BGP route flapping

Hi there,

Hope you networking experts can shed some light on a concern I have please. I am multihoming using 2 ISPs to the internet, due to reasons outside my control, my primary preferred link keeps dropping a number of times a day forcing traffic to my backup and vice-versa when the primary comes back up.

The route calculations by the upstream tier 1s and 2s handle the route calculations but if I do this too many times consuming their resources, is there a penalty/blackmark on my AS? Is this monitored even by the tier1s and 2s?

Thanks.

Regards,
Gus C.

Hope you networking experts can shed some light on a concern I have please. I am multihoming using 2 ISPs to the internet, due to reasons outside my control, my primary preferred link keeps dropping a number of times a day forcing traffic to my backup and vice-versa when the primary comes back up.

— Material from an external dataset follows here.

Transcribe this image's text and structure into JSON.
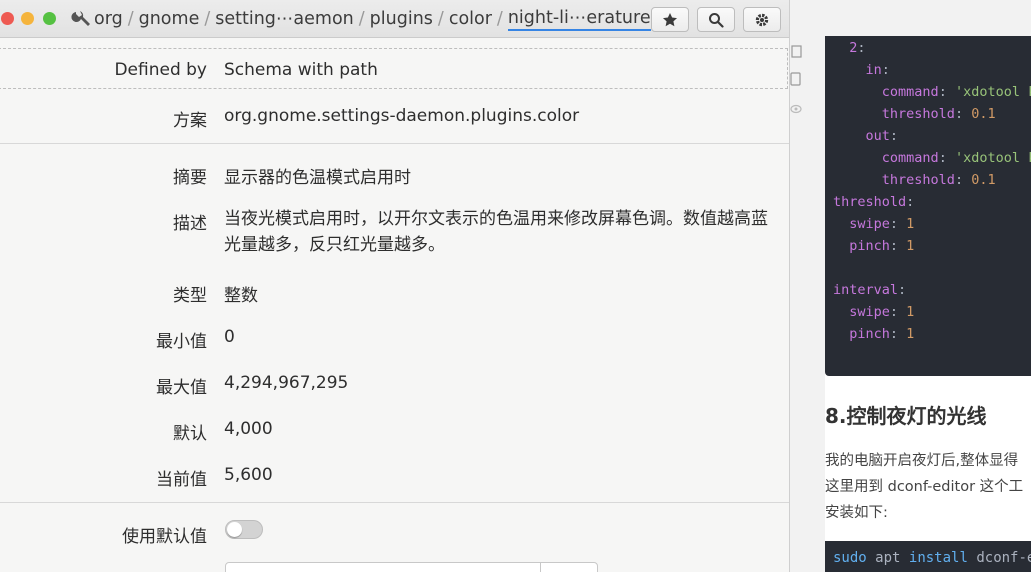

Is it feasible to make your backup ISP your primary ISP until your 'real' primary ISP gets the link flapping issues sorted out, or you and your real primary ISP work together to get the issue sorted out?

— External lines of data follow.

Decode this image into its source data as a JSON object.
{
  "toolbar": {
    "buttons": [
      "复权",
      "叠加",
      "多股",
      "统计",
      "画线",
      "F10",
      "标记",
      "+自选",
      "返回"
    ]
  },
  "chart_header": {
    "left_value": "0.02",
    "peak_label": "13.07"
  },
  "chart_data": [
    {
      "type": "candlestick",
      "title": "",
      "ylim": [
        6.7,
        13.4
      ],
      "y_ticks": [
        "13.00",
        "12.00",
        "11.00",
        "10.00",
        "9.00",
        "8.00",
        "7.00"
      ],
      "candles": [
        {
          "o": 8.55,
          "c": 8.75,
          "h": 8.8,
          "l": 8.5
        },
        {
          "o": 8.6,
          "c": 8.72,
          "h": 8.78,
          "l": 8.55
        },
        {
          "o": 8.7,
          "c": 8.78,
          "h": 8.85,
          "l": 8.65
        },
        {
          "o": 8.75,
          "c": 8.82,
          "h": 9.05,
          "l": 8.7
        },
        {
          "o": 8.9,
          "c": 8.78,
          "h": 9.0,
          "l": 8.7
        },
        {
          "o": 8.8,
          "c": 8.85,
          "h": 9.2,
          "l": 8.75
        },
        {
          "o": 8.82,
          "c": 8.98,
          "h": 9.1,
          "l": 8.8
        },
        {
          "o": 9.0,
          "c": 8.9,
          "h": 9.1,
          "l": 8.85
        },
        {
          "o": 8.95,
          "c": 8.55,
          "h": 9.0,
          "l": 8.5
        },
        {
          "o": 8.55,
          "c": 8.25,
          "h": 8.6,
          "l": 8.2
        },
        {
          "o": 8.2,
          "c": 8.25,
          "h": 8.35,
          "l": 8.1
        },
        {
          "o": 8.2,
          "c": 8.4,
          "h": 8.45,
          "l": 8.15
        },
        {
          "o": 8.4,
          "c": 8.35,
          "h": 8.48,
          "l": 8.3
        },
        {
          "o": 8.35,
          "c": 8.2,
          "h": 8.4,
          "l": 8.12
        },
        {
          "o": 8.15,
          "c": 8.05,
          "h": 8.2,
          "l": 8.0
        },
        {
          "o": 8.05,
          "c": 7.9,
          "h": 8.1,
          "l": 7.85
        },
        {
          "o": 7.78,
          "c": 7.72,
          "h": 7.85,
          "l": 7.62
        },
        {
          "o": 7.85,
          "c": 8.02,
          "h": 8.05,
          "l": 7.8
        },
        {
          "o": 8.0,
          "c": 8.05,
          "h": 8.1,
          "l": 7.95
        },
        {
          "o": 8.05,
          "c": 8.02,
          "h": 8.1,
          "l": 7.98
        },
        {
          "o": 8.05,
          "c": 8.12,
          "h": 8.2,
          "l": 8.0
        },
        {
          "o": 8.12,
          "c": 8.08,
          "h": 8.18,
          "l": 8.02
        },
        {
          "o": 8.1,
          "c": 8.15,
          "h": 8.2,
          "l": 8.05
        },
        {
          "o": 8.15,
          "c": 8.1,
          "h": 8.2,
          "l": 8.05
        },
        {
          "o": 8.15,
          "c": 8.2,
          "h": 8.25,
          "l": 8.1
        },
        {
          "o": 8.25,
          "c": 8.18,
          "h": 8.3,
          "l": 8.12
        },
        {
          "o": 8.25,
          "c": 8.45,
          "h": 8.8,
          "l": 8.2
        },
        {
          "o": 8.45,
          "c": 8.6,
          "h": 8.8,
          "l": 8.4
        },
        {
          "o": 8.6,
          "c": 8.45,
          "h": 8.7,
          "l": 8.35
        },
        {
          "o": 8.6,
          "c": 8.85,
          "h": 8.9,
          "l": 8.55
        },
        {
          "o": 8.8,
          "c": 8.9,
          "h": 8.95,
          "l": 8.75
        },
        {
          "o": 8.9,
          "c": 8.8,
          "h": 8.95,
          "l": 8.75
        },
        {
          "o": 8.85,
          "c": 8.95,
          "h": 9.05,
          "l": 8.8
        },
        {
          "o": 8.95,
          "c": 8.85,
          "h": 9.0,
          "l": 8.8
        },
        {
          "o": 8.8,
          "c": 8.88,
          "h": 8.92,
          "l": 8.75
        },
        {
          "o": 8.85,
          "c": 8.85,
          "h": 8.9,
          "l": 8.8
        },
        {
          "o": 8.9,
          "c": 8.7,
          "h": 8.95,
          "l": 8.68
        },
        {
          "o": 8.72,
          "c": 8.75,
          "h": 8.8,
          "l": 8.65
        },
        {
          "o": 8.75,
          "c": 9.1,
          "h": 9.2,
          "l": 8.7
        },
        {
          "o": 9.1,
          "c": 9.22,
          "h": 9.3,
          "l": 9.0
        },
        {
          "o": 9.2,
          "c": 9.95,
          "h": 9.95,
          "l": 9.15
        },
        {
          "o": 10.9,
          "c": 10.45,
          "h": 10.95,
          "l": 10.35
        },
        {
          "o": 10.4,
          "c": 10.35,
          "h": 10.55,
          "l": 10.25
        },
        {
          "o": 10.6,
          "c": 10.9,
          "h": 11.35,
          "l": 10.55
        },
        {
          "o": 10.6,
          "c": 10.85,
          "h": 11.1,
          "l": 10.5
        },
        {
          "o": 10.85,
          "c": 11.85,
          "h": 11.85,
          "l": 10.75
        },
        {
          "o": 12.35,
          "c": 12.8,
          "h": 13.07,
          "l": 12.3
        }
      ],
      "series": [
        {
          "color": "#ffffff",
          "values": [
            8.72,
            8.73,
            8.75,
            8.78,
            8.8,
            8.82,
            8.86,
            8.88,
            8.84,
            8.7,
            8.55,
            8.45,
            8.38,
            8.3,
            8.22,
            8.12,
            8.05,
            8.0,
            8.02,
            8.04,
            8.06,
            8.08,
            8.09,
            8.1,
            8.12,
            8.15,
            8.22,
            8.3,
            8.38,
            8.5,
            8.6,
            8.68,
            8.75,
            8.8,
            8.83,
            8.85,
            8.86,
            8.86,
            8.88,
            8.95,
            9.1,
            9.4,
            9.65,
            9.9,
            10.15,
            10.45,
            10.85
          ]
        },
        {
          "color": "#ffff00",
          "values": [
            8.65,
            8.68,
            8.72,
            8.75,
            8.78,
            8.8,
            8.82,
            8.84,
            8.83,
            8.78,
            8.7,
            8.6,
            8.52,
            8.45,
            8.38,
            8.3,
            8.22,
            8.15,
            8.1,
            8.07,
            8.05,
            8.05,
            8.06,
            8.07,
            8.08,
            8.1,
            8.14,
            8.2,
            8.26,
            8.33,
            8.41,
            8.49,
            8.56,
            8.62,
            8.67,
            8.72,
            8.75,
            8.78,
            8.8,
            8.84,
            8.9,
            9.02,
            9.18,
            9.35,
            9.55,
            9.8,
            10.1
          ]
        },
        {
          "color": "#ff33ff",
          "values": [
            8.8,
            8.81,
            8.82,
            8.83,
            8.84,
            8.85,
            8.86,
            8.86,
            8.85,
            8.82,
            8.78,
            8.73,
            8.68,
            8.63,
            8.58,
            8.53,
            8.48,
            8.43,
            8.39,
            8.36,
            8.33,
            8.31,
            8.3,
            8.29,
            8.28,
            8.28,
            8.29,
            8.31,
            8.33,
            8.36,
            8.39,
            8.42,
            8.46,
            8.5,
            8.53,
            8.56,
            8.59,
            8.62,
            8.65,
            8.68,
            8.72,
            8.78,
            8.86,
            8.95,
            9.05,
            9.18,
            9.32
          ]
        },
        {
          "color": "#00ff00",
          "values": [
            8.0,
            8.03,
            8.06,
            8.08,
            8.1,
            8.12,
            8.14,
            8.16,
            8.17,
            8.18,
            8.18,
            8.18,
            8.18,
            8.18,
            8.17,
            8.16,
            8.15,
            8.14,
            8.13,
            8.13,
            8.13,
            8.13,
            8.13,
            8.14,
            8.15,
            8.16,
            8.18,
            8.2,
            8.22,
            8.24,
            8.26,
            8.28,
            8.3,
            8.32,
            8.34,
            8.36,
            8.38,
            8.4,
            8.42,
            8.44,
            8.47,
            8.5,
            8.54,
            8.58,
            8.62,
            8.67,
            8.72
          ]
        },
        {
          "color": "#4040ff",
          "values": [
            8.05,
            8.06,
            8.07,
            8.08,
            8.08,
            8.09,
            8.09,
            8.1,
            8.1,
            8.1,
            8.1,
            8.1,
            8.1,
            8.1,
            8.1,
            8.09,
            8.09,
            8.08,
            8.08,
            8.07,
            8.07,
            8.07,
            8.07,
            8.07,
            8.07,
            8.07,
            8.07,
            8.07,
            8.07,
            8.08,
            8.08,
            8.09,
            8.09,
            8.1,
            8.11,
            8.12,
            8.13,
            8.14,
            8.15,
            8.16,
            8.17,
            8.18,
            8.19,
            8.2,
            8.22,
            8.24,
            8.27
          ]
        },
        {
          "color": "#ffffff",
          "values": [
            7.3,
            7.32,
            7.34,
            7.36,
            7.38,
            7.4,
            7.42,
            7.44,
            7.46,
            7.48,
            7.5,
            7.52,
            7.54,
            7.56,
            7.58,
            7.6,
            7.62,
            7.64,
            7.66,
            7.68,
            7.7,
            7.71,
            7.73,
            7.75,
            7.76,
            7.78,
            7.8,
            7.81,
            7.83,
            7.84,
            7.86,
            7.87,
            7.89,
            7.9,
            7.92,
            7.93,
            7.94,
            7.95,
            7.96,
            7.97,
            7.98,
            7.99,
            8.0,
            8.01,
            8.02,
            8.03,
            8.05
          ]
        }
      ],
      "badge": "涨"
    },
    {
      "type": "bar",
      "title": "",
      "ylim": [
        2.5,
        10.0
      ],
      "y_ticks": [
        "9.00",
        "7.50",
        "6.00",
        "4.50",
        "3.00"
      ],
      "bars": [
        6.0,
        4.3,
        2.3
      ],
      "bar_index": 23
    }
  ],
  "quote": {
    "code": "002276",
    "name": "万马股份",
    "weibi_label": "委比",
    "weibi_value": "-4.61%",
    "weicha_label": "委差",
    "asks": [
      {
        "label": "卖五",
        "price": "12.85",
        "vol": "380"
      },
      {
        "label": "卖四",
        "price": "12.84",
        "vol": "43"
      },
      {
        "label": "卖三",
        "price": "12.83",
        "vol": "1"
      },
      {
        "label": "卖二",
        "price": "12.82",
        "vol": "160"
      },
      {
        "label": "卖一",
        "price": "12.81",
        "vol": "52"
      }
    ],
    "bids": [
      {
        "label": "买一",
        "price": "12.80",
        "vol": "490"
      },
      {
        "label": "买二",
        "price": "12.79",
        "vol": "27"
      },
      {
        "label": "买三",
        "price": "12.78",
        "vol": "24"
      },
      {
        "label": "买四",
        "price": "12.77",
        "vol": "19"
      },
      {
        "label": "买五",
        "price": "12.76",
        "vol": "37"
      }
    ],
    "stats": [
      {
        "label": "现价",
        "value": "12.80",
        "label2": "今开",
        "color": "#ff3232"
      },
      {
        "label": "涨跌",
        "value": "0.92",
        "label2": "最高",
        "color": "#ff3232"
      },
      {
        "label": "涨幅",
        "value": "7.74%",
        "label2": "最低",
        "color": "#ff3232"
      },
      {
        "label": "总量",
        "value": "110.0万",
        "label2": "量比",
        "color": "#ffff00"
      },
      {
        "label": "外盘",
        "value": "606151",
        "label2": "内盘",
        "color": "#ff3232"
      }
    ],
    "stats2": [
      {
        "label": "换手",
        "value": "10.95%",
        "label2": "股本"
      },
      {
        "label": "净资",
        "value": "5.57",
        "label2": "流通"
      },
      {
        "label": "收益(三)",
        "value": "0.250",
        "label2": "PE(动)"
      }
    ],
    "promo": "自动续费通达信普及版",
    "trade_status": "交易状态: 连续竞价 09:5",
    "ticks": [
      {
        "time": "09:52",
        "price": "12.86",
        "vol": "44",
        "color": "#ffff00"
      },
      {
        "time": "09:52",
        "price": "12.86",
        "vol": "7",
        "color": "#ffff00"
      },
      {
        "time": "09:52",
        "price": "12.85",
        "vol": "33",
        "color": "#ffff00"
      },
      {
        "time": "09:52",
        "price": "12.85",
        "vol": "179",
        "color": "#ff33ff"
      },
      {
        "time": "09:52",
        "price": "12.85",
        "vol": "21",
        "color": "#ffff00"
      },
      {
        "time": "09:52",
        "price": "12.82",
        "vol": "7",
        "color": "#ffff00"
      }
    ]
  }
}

The route calculations by the upstream tier 1s and 2s handle the route calculations but if I do this too many times consuming their resources, is there a penalty/blackmark on my AS? Is this monitored even by the tier1s and 2s?

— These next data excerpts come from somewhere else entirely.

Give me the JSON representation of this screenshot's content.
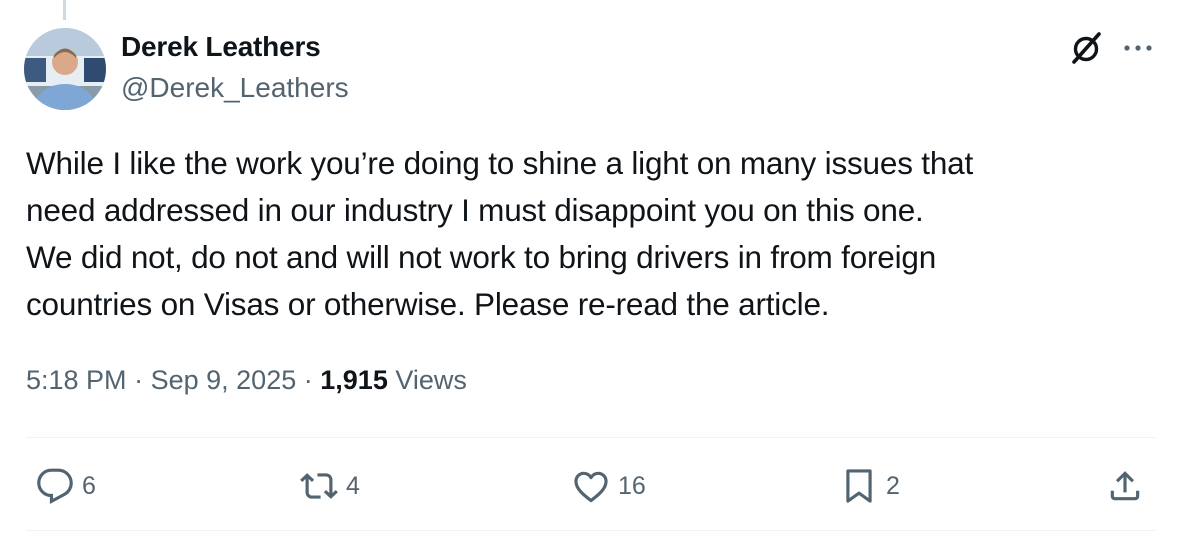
{
  "author": {
    "display_name": "Derek Leathers",
    "handle": "@Derek_Leathers"
  },
  "tweet": {
    "text": "While I like the work you’re doing to shine a light on many issues that\nneed addressed in our industry I must disappoint you on this one.\nWe did not, do not and will not work to bring drivers in from foreign\ncountries on Visas or otherwise. Please re-read the article.",
    "time": "5:18 PM",
    "separator": "·",
    "date": "Sep 9, 2025",
    "views_count": "1,915",
    "views_label": "Views"
  },
  "actions": {
    "replies": "6",
    "reposts": "4",
    "likes": "16",
    "bookmarks": "2"
  },
  "icons": [
    "grok-icon",
    "more-icon",
    "reply-icon",
    "repost-icon",
    "like-icon",
    "bookmark-icon",
    "share-icon"
  ],
  "colors": {
    "text": "#0f1419",
    "secondary": "#536471",
    "divider": "#eff3f4"
  }
}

Networks can choose to implement some amount of BGP flap damping, however this is generally done at the closest point to the source of the flapping.

This is typically a temporary measure - the damped routes will be restored after a period of stability.

The bigger issue is finding the source of the flapping and getting it fixed.

jms

Generally I don't like to see BGP flap more than 3 times in an hour or two. I've seen some people do some really fast flapping and find themselves isolated from quite a few networks for 30 minutes or so. It really just depends on who out there is doing route dampening and how they configured it. Remember, a single flap from your point of view is possibly multiple flaps from other router viewpoints.

Generally it is not an ASN issue unless you're just horribly bad, but individual networks can have issues with automated mechanisms.